82Rb emits high energy β+ decay, leading to a large distance from decay to annihilation. The distance from decay to annihilation is the positron range (PR), and a long PR lowers the spatial resolution on the reconstructed images. 82Rb has a mean PR of 7.5 mm compared to 1.7 mm of 13N-ammonia.(6)
When examining the human heart, the spatial resolution does not hinder the analysis of MPI. However, when examining smaller objects e.g. the rodent heart, the PR of 82Rb lowers the spatial resolution to an extent where the myocardium and blood pool cannot be distinguished sufficiently, making analysis of MPI in rodent hearts unreliable.(7)
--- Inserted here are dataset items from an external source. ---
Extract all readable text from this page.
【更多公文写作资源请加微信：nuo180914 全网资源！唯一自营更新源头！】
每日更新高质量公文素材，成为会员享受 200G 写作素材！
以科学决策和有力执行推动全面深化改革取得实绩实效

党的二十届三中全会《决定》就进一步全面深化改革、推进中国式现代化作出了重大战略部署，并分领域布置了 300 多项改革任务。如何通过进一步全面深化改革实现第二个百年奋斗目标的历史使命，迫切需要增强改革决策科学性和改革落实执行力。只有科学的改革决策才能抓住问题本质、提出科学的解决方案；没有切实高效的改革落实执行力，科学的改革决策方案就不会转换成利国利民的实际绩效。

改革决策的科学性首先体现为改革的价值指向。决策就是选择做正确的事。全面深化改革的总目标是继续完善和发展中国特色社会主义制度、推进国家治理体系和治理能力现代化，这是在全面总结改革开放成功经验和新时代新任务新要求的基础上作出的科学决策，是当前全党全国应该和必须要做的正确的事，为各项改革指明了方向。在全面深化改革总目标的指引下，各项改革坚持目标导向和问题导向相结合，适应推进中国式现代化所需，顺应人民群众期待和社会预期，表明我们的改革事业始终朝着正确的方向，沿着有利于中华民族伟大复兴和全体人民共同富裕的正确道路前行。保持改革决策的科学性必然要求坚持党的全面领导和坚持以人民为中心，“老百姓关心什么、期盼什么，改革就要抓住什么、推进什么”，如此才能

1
Attempts to use 82Rb in rats undergoing myocardial infarction, show that the images indeed have a low spatial resolution due to the long PR hindering a detailed analysis of MPI(7, 8), but despite this limitation 82Rb-uptake still correlate to the ejection fraction and infarct size.(8) If the long PR could be corrected, the spatial resolution would improve, allowing for more detailed analysis of MPI using 82Rb in small animals, which would be of value to cardiovascular research. Previous research has e.g. shown that some cardiovascular drugs may alter the myocardial uptake of 82Rb in rats.(9) With a rat model of 82Rb, many more aspects of clinical significance could be investigated. However, positron range correction (PRC) on small animal cardiac 82Rb-PET imaging has not previously been published.
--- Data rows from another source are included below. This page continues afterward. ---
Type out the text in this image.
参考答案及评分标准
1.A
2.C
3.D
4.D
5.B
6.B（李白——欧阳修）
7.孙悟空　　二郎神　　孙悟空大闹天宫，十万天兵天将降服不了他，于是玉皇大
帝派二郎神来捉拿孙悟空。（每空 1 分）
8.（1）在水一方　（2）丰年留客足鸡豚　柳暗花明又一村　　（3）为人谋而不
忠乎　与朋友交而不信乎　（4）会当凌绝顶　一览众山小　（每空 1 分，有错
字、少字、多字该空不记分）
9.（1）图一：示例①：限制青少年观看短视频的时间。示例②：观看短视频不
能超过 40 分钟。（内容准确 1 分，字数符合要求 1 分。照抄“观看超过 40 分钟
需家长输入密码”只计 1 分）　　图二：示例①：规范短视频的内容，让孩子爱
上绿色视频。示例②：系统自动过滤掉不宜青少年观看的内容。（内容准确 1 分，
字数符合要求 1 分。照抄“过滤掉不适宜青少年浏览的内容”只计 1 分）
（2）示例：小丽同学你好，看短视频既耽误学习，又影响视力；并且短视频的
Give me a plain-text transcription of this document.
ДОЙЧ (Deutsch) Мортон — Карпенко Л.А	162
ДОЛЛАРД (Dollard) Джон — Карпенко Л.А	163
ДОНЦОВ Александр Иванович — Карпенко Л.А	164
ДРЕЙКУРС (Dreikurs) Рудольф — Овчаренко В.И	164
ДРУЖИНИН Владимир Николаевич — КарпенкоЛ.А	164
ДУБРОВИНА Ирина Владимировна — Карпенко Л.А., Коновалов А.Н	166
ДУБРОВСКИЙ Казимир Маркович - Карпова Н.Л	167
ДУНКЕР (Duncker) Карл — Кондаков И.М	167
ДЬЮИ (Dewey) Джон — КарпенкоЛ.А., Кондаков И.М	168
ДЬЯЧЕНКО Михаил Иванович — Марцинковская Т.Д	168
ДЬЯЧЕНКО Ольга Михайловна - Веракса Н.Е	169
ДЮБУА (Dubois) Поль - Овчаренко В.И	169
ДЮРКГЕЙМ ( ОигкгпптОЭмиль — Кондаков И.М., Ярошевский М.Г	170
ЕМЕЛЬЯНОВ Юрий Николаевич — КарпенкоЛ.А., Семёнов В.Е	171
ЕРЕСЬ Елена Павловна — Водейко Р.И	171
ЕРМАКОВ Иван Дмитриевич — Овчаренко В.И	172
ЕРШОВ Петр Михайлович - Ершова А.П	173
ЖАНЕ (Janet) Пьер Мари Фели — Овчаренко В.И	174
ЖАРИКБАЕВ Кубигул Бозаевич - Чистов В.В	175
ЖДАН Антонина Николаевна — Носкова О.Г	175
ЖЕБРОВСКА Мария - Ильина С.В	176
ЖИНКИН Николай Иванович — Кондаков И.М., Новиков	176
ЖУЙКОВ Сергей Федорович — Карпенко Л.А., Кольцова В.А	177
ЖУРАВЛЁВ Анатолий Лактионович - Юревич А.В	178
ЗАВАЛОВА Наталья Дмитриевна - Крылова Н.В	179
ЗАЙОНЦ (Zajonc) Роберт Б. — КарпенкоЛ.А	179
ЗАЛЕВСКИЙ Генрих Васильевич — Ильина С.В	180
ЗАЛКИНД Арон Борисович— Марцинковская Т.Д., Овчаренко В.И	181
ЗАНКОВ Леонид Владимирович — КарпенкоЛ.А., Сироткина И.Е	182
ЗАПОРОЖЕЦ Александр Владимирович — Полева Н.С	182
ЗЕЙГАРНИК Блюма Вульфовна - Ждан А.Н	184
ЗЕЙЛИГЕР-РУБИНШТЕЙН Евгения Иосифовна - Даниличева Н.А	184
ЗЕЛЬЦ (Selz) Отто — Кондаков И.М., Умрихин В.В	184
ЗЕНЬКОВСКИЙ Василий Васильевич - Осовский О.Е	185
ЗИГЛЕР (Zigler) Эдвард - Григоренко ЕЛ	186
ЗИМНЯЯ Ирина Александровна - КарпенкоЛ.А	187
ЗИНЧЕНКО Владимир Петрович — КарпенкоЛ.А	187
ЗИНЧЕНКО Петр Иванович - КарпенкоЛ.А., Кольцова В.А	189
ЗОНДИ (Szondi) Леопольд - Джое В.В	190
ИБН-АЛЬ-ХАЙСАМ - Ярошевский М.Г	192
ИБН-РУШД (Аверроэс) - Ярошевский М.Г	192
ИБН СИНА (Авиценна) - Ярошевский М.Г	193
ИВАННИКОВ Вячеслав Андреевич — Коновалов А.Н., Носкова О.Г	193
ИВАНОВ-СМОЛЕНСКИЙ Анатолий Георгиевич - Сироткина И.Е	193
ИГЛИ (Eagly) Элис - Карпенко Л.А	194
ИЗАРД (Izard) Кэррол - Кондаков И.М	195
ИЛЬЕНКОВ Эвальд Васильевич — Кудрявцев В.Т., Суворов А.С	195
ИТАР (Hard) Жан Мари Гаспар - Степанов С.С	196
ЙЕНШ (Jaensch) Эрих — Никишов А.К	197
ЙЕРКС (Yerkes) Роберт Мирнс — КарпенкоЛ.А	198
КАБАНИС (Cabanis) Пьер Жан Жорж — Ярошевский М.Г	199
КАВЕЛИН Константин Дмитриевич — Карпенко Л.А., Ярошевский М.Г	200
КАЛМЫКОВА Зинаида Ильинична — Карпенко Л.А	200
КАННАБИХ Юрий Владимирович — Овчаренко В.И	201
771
The distance from decay to annihilation is determined by the energy of the β+ decay and the density of the tissue. Therefore, the densities of the surrounding tissue are important in PRC. Models assuming homogeneous densities are fast and effective, but do not take into account the border zone between tissue(10–12). The heart is located between tissues of very different densities (lung, muscle and bones), which need to be applied to the model in order to correct for the PR.
A simple model for multiple tissue densities is a segmentation from the computed tomography (CT) scan, which has previously been published; Tissue Dependent PRC (TD)(13). TD corrects separately for PR in each tissue segmented. The same group has also published a more advanced model using segmentation of the CT; Tissue Dependent Spatially-Variant PRC (TDSV). TDSV corrects for PR in each tissue segmented and the border zone between tissues.(6, 11, 13, 14).
The aim of this study was to determine if PRC using the TD or TDSV models applied to 82Rb-PET improved the spatial resolution in phantoms and in-vivo. We hypothesize that PRC can increase the spatial resolution, allowing for the discrimination between blood pool and myocardium, enabling evaluation of MPI in small animals.